Genetic Approach to Elucidate the Role of Cyclophilin D in Traumatic Brain Injury Pathology

AUTHORS

Ryan D. Readnower, William Brad Hubbard, Olivia J. Kalimon, James W. Geddes, Patrick G. Sullivan

ABSTRACT

Cyclophilin D (CypD) has been shown to play a critical role in mitochondrial permeability transition pore (mPTP) opening and the subsequent cell death cascade.

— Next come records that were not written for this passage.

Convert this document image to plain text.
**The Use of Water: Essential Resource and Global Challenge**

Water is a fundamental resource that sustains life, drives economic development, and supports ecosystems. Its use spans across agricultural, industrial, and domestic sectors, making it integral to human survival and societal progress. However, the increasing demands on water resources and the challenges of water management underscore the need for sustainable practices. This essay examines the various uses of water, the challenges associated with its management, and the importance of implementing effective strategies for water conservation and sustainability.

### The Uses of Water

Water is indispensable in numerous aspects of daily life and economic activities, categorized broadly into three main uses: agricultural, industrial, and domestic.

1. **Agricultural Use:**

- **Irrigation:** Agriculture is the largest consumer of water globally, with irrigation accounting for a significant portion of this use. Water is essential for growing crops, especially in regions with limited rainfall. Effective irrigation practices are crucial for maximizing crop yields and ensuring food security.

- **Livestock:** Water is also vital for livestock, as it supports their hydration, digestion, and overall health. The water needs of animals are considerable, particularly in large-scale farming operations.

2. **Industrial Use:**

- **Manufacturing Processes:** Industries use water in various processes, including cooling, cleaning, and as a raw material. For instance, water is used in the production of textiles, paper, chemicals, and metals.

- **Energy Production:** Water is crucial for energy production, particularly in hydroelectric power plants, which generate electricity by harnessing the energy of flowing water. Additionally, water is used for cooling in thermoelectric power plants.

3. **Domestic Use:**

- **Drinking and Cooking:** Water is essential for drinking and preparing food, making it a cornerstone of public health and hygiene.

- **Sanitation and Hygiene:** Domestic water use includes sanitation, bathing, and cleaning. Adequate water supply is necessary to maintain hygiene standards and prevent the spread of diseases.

Studies consistently demonstrate that mitochondrial dysfunction, including mitochondrial calcium overload and mPTP opening, is essential to the pathobiology of cell death after a traumatic brain injury (TBI). CypD inhibitors, such as cyclosporin A (CsA) or NIM811, administered following TBI, are neuroprotective and quell neurological deficits. However, some pharmacological inhibitors of CypD have multiple biological targets and, as such, do not directly implicate a role for CypD in arbitrating cell death after TBI. Here, we reviewed the current understanding of the role CypD plays in TBI pathobiology. Further, we directly assessed the role of CypD in mediating cell death following TBI by utilizing mice lacking the CypD encoding gene Ppif. Following controlled cortical impact (CCI), the genetic knockout of CypD protected acute mitochondrial bioenergetics at 6 h post-injury and reduced subacute cortical tissue and hippocampal cell loss at 18 d post-injury. The administration of CsA following experimental TBI in Ppif-/- mice improved cortical tissue sparing, highlighting the multiple cellular targets of CsA in the mitigation of TBI pathology. The loss of CypD appeared to desensitize the mitochondrial response to calcium burden induced by TBI; this maintenance of mitochondrial function underlies the observed neuroprotective effect of the CypD knockout. These studies highlight the importance of maintaining mitochondrial homeostasis after injury and validate CypD as a therapeutic target for TBI. Further, these results solidify the beneficial effects of CsA treatment following TBI.